Depuis le 17 janvier, des centaines de milliers de Français manifestent contre un projet de loi du Parti socialiste de François Hollande, visant à légaliser le mariage et l’adoption pour les couples homosexuels.
David Rémillard
Vu du Québec, le débat social que vit la France actuellement sur le mariage gai peut paraître arriéré, reconnaît Alain Roy. L’union civile et l’homoparentalité sont légaux au Québec depuis 2002, alors que le mariage gai est ouvert à tous les Canadiens depuis 2005, rappelle-t-il. «On est ailleurs.»
Selon lui, la protestation n’est probablement pas causée par le mariage lui-même, qui est mieux reçu, «les sondages le révèlent», mais bien sur l’adoption, qui remet en question les structures familiales traditionnelles.
Alain Roy voit en effet dans la famille quelque chose de sacré, un intouchable sociale, peu importe la nation. «La famille c’est quelque chose de tellement ancré dans les cultures. Regardez le débat qu’on a eu au Québec sur Lola. Regardez les polarisations, l’opposition. On fait tous partie d’une famille, on se sent tous concernés par la problématique. »
«La réforme française amalgame le mariage et l’adoption, ils partent de loin. C’est un gros morceau. [En France], pour pouvoir adopter, il faut se marier. Ça vient en combo».
«Ils sont encore plus farouchement opposés à l’idée que les couples gais aient des enfants. C’est une grosse marche à monter pour eux.»
«S’ils s’y étaient pris en deux étapes, peut-être que les choses auraient été différentes.»
Reste que l’ampleur de la contestation frappe M. Roy. «J’avoue que voir 800 000 Français manifester contre la réforme, je trouve ça particulièrement inquiétant».
Le Québec
Si le mariage gai n’est légal que depuis 2005 au Québec, c’est simplement parce que le gouvernement provincial n’avait pas le pouvoir constitutionnel de le faire en 2002, la compétence du mariage revenant au fédéral, poursuit-il.
Me Roy ajoute que le débat sur l’union civile et le mariage est réglé au Québec et qu’il a fait «l’unanimité». Mais le débat sur l’adoption, dit-il, n’a jamais vraiment eu lieu même s’il est aujourd’hui possible pour un couple homosexuel d’adopter un enfant. «Je ne veux d’aucune façon relancer le débat», assure-t-il. «Tout compte fait, je pense que notre réforme a consolidé des modèles familiaux.»
La question est plus épineuse concernant la procréation assistée. «Plusieurs personnes seraient surprises de lire certains éléments du code civil», lance Me Roy. Il est aujourd’hui légal pour deux lesbiennes au Québec d’avoir un enfant par insémination.

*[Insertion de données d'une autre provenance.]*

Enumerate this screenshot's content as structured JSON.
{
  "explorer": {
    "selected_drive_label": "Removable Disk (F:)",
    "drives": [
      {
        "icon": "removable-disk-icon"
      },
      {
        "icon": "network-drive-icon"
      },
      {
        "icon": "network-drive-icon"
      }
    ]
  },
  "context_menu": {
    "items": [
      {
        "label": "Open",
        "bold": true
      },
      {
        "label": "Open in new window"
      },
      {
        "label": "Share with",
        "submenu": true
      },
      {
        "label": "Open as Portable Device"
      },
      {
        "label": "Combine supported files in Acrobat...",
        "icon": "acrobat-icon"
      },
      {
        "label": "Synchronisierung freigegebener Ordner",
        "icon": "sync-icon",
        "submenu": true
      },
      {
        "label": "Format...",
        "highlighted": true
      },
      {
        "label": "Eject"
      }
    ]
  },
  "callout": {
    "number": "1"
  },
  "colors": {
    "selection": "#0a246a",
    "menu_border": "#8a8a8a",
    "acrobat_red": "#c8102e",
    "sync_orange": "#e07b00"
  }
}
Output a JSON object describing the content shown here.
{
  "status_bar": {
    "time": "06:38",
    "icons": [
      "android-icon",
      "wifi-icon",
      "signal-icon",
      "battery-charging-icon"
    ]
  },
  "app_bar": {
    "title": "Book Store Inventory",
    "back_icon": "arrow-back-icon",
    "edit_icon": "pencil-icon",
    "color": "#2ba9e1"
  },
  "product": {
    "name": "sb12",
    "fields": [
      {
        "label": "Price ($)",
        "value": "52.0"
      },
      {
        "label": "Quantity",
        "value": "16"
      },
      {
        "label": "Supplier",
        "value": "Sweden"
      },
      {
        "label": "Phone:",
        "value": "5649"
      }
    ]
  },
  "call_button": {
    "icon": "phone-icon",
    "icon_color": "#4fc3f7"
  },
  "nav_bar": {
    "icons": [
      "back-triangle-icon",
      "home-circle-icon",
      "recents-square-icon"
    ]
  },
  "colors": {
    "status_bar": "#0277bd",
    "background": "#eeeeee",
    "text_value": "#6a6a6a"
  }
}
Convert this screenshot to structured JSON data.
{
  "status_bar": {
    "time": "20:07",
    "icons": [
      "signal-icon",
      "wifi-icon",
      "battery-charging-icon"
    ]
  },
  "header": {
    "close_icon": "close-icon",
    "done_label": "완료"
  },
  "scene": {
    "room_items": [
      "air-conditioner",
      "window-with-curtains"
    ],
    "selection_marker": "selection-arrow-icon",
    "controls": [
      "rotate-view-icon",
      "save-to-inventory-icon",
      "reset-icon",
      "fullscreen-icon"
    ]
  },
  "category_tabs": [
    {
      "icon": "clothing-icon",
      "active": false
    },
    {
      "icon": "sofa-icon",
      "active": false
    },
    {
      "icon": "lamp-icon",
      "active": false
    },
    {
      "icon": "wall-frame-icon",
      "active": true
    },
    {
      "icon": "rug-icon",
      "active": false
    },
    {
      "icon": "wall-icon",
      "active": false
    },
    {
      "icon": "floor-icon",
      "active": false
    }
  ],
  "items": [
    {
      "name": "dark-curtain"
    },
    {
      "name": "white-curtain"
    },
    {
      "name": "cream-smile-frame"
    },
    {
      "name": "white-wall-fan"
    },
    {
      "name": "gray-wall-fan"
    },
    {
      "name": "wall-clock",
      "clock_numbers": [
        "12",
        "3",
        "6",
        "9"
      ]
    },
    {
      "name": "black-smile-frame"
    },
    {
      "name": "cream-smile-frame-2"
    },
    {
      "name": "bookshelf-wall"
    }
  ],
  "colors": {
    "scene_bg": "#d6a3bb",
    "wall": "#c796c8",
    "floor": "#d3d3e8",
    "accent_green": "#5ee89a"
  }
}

La conjointe est alors légalement considérée comme deuxième mère de l’enfant.
Il est toutefois impossible pour un couple d’hommes d’avoir un enfant par filiation. Il leur est permis d’adopter.
Docteur en droit, Me Alain Roy est professeur titulaire à la Faculté et chercheur régulier au sein de l’équipe interdisciplinaire Familles en mouvance et dynamiques intergénérationnelles de l’Institut national de la recherche scientifique. Il a notamment agi à titre d’expert du Procureur général du Québec dans le cadre de l’affaire connue sous le nom d’Éric c. Lola.